# Como hacer un microfono para bajo o guitarra



## gerardo_2008 (Sep 6, 2008)

hola gente quisiera saber si alguien me puede ayudar a armar un mic o pastilla como los que usan en las bajos o guitarras, se que usan iman alnico 5, pero no se que tipo de alambre de cobre que cantidad de vueltas y/o gramos.
si alguien tiene algun circuito o diagrama que me pueda fasilitar  se los agradesco.
desde ya muchas gracias


----------



## electrodan (Sep 6, 2008)

¿hacer un micrófono? Lo veo difícil. Mejor comprate uno hecho. Hacer un micrófono esta bien para experimentar pero (si te funciona) no seria de calidad comparable a uno comercial.


----------



## Fogonazo (Sep 7, 2008)

Cada captor lleva entre 300 y 1000 vueltas de alambre de 50-80 umm (Un poco mas grueso que un cabello).
Si no estas acostumbrado a trabajar con esos calibres de alambre no te veo haciendo micrófonos.


----------



## gerardo_2008 (Sep 7, 2008)

gracias a los dos pero es solo para esperimentar y aprender, si tienen el nombre de algun libro que hable del tema se los agradesco


----------



## Fogonazo (Sep 7, 2008)

No es un libro pero te puede dar ideas

http://www.pisotones.com/Articulos/Pastilla/Pastilla.htm


----------



## electrodan (Sep 7, 2008)

Construccion de un pick-up paso a paso.
Suerte con el ingles... Si lo entendés perfecto, si no lo entendés usa un traductor automático y si seguís sin entenderlo pregunta acá.
Y yo que pensaba que era difícil.


----------



## Machimbre (Sep 7, 2008)

Guau! En el link anterior está este link para el que quiera armar humbuckings...

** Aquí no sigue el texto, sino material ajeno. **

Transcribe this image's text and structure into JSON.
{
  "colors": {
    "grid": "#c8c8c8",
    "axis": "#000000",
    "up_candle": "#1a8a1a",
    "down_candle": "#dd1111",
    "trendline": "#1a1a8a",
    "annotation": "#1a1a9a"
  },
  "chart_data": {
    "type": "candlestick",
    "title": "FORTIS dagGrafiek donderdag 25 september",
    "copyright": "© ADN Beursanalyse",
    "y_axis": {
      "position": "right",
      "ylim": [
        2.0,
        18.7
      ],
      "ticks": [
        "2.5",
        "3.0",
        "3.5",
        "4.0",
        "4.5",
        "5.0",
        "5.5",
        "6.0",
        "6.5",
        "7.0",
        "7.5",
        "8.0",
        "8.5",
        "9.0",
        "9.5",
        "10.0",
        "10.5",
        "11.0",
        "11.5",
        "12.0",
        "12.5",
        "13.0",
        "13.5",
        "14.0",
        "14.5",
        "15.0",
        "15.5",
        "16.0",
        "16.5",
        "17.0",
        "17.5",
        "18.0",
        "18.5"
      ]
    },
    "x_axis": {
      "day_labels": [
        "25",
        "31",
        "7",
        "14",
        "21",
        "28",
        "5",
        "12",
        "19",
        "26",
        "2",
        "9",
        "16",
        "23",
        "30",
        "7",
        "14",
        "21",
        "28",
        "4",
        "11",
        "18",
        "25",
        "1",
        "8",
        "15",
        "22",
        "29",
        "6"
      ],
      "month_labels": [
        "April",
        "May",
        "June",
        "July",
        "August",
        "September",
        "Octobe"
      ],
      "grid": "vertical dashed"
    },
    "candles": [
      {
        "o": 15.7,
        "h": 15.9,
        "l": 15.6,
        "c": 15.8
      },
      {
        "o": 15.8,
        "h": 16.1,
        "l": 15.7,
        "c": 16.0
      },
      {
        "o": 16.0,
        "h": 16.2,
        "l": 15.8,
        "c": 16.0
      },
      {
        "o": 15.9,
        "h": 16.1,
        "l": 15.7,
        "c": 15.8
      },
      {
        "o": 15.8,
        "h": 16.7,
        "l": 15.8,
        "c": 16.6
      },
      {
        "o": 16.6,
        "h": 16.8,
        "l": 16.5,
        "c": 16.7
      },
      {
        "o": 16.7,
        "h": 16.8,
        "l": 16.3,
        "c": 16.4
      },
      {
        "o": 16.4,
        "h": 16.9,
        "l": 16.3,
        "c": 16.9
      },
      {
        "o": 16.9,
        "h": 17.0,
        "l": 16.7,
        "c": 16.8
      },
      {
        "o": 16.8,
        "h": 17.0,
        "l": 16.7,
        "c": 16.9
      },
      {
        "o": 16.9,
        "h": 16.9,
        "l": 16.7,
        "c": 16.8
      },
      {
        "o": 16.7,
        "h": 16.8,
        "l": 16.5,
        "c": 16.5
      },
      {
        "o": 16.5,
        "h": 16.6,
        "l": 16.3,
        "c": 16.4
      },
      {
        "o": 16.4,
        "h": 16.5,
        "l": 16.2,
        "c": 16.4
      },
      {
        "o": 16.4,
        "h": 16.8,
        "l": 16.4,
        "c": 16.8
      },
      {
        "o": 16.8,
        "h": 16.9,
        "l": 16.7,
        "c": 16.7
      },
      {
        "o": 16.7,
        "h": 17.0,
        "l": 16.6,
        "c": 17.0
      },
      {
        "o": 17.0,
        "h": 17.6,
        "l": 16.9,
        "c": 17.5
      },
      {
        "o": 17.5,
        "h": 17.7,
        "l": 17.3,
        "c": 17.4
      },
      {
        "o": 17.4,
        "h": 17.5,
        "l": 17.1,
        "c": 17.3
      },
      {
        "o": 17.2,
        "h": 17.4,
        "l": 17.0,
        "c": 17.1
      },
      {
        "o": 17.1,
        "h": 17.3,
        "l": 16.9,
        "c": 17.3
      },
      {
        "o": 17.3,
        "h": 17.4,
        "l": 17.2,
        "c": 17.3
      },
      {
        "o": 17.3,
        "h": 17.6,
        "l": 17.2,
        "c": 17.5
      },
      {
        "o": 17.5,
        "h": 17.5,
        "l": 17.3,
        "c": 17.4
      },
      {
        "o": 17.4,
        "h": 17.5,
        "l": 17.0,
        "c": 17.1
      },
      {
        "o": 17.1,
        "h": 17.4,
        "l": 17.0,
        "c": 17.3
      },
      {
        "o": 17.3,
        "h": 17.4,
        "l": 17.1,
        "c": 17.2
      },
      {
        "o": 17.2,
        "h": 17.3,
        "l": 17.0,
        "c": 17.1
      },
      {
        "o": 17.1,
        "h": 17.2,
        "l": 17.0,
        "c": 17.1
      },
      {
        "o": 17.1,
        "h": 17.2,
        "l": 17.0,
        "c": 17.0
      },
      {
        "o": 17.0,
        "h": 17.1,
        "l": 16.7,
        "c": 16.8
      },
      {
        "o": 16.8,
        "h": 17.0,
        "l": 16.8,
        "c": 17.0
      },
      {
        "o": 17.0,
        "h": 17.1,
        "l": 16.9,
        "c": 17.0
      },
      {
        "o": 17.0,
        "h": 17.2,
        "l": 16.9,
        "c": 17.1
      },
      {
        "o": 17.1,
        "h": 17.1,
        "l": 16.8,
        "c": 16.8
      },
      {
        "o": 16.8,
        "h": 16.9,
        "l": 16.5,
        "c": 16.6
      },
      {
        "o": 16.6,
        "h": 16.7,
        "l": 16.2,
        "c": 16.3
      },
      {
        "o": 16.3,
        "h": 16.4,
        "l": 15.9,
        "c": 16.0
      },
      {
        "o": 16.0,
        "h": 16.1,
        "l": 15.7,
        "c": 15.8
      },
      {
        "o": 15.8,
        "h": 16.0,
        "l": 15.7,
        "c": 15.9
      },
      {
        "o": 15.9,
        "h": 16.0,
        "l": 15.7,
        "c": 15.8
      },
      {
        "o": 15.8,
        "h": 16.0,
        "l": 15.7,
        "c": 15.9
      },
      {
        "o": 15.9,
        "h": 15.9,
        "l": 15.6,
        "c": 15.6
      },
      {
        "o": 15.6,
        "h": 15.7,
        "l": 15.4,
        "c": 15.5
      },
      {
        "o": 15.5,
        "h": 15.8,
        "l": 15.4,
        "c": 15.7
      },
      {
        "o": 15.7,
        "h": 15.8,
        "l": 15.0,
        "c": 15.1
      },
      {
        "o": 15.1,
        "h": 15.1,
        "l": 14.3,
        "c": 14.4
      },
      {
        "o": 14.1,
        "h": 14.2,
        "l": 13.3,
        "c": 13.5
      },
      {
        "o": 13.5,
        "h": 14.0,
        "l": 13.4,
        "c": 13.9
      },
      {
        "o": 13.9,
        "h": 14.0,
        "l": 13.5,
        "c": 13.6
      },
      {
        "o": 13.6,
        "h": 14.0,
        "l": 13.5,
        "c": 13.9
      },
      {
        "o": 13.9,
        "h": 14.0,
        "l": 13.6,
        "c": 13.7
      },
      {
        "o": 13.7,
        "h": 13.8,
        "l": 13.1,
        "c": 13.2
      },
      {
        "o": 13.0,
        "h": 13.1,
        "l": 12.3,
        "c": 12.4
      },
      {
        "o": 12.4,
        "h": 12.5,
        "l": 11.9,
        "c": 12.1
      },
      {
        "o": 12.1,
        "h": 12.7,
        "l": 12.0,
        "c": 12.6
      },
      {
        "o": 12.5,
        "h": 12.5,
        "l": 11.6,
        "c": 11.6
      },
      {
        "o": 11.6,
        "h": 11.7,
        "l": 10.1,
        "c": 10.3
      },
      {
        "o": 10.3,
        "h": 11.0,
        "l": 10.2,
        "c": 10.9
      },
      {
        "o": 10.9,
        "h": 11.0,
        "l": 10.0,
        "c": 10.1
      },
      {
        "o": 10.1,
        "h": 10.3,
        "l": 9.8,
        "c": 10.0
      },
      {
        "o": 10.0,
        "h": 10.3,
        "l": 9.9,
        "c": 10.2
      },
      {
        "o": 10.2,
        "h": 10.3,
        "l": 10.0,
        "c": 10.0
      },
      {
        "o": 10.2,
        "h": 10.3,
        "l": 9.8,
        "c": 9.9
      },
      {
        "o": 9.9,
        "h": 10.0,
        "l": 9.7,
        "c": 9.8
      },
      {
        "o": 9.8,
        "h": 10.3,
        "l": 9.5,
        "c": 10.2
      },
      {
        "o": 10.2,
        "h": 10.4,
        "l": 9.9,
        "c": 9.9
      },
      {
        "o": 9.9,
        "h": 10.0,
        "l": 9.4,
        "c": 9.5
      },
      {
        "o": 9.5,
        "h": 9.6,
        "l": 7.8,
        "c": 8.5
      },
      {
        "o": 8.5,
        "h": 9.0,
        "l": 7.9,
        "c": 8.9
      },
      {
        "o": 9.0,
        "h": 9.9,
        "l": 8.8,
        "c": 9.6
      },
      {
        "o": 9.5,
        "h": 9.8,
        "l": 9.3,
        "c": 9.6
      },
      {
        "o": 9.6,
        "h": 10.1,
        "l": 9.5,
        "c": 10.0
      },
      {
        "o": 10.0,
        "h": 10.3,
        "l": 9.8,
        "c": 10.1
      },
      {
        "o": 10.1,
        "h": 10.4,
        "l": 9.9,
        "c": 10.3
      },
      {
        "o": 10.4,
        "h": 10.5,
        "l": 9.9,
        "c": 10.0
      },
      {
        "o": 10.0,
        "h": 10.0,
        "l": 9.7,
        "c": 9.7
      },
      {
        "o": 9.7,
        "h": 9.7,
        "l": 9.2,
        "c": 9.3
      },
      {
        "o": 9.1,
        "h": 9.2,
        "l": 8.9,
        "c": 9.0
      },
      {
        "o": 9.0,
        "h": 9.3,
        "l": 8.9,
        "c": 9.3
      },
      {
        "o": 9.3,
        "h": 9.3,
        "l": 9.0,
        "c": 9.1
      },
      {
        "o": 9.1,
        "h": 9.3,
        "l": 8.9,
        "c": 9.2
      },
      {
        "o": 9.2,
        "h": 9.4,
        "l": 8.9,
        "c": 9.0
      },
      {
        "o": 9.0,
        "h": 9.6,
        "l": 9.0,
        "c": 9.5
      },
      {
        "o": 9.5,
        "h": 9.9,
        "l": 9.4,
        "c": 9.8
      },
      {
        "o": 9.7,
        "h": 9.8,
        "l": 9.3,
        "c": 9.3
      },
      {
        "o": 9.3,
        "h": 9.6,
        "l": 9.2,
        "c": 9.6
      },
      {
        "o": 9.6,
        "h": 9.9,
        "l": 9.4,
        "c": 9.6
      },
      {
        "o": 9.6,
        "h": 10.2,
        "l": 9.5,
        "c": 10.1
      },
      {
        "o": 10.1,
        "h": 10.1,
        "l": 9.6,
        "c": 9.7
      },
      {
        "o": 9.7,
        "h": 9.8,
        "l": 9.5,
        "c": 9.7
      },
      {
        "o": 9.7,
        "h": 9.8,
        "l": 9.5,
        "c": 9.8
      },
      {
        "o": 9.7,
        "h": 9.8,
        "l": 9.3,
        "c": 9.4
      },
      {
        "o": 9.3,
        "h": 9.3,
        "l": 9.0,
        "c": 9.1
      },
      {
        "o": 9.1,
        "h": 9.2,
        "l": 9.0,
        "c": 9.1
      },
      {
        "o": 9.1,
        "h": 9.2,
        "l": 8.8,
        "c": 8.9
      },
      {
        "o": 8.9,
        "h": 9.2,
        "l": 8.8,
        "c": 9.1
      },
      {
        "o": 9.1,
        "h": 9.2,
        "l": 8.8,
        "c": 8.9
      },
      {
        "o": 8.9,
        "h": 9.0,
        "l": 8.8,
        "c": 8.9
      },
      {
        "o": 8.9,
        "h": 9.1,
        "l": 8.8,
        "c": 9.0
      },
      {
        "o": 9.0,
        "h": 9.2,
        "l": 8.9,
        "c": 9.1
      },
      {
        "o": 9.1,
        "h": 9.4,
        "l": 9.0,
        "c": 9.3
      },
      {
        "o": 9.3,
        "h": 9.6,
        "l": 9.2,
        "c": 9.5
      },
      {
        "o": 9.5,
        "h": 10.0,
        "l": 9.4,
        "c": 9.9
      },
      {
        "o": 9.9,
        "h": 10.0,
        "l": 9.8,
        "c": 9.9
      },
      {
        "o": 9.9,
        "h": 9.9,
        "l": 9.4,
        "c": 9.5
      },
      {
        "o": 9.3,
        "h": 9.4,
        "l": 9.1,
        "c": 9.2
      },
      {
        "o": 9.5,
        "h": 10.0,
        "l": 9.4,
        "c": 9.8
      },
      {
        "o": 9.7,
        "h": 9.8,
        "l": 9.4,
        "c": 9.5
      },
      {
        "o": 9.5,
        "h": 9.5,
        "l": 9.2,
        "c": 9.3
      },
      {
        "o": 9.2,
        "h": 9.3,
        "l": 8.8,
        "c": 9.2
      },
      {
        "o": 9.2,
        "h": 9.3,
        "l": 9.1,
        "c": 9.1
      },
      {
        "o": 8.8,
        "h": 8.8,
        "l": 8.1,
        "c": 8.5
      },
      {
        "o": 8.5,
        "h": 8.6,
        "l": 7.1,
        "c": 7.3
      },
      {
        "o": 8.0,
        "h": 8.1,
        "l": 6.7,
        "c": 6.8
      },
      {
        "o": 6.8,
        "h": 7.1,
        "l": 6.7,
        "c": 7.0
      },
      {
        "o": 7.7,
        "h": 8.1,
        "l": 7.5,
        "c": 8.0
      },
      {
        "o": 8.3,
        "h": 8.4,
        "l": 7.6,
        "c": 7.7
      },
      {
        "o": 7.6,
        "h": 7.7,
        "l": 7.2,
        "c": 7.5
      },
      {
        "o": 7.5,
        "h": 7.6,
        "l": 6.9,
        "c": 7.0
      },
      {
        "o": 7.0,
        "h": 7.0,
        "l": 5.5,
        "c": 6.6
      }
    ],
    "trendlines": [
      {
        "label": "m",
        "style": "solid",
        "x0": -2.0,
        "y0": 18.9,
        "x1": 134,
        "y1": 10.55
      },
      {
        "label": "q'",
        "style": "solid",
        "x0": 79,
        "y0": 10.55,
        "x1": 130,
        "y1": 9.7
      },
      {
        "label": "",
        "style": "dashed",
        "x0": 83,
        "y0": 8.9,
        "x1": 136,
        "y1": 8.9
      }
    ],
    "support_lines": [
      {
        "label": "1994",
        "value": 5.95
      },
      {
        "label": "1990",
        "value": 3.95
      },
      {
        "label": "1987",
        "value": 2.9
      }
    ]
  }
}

http://galileo.spaceports.com/~fishbake/buck/humbuck.htm

...ahora, indispensable un bobinador con cuenta vueltas.


----------



## gerardo_2008 (Sep 7, 2008)

gracias muchas gracias a todos toda esta información me sirve muchisimo


----------



## scorrea90 (May 3, 2012)

Hola gente... Estuve ausente un tiempo en el grupo y ahora que he vuelto estuve buscando algunos datos que no puedo encontrar en el foro. Pongo este msj en sala de charla porque realmente no se donde ubicarlo exactamente!!!!
Quería preguntarles si alguien ah intentado hacer una bobina de 15K de resistencia en continua con cobre esmaltado de 0.06mm.. Que aparato usó? Se corta demasiado fácil el cobre? Como se puede arreglar si es que se corta a la mitad del bobinado?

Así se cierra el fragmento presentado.